La pétition, qui s’adresse au roi Salmane au pouvoir depuis 20 mois, a recueilli au moins 14.700 signatures, a indiqué mardi à l’AFP l’activiste Aziza Youssef.
Les promoteurs de cette initiative réclament que les 10 millions de femmes du royaume soient traitées comme « des citoyens à part entière » et que soit fixé « un âge (…) à partir duquel elles sont adultes et responsables de leurs propres actes », a-t-elle ajouté.
Cette universitaire à la retraite a indiqué que la pétition serait transmise par email au cabinet royal après avoir tenté en vain lundi de la remettre directement au cabinet.
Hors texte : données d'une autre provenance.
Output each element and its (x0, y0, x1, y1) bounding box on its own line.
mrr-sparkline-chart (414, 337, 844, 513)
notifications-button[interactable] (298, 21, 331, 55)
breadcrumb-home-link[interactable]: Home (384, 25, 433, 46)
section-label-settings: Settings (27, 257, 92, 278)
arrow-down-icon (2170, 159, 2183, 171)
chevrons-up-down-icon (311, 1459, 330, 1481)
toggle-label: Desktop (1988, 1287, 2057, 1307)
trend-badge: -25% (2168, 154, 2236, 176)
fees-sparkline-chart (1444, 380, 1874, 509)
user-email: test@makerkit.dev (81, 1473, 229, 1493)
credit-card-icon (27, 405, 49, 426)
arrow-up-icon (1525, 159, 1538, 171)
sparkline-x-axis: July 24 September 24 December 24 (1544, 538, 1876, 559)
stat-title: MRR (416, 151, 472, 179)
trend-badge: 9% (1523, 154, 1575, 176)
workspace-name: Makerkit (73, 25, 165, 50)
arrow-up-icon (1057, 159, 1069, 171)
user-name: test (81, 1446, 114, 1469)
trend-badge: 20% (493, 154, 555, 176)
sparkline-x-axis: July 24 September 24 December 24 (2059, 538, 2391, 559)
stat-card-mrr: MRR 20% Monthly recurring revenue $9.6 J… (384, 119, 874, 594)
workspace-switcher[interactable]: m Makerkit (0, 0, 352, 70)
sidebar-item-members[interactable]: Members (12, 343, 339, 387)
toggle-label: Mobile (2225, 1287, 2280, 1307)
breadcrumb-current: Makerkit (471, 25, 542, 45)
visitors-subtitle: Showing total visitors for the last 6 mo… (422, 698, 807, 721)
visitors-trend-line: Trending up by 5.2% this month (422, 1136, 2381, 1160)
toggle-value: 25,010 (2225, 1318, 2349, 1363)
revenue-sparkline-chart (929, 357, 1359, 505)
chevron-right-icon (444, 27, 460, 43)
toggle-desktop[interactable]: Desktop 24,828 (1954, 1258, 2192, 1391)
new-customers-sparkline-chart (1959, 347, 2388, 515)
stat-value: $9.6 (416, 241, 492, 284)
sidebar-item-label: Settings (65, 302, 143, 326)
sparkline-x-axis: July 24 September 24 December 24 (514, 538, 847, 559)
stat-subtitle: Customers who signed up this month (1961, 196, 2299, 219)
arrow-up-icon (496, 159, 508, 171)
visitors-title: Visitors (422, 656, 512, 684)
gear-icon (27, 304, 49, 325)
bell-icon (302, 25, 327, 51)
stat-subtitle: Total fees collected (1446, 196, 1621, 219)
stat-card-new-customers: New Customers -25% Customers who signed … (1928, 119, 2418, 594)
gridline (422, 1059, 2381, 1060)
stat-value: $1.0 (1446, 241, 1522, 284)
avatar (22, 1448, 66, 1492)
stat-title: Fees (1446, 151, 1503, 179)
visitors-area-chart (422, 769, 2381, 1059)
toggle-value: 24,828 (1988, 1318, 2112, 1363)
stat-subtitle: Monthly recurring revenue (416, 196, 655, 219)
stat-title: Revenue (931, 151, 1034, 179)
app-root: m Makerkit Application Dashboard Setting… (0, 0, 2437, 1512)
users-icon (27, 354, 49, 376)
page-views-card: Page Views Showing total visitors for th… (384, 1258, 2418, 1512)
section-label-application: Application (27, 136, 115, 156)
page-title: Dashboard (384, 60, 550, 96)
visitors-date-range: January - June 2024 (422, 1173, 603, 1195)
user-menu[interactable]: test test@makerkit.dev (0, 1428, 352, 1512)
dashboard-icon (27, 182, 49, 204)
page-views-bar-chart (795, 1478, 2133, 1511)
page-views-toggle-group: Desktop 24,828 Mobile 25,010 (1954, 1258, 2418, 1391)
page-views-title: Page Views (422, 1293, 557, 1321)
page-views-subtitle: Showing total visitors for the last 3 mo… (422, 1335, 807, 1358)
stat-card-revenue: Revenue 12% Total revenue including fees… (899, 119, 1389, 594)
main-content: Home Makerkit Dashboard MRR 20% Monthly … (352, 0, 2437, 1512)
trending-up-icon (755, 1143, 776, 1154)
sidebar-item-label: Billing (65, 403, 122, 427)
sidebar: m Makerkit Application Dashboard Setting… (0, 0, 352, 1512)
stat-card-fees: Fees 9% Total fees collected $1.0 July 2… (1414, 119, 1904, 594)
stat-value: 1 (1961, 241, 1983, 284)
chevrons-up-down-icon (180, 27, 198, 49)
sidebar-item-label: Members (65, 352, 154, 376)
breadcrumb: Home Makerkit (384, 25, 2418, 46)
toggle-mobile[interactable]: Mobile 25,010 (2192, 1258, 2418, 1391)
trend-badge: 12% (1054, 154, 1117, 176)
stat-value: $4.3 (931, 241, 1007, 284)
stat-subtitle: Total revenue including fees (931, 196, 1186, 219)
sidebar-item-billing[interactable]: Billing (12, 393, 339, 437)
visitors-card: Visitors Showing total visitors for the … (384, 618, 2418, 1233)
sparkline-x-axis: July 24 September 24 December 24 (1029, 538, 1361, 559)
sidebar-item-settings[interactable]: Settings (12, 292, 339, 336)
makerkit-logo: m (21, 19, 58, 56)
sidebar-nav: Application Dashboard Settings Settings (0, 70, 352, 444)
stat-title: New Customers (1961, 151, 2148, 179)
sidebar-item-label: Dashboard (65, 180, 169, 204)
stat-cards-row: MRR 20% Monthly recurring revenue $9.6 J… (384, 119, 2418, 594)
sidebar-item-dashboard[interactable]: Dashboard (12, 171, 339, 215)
En Arabie saoudite, grand pays du Golfe qui applique strictement la loi islamique, les femmes ont besoin de l’autorisation d’un tuteur pour « travailler, voyager, se faire soigner, se doter d’une carte d’identité ou d’un passeport » ou encore se marier, rappellent les signataires.
Le royaume est aussi le seul pays au monde où les femmes n’ont pas le droit de conduire.
Le tuteur: un père, un mari, un fils
Le tuteur est en principe le père ou le mari, mais il peut être aussi entre autres un frère, un fils ou un neveu.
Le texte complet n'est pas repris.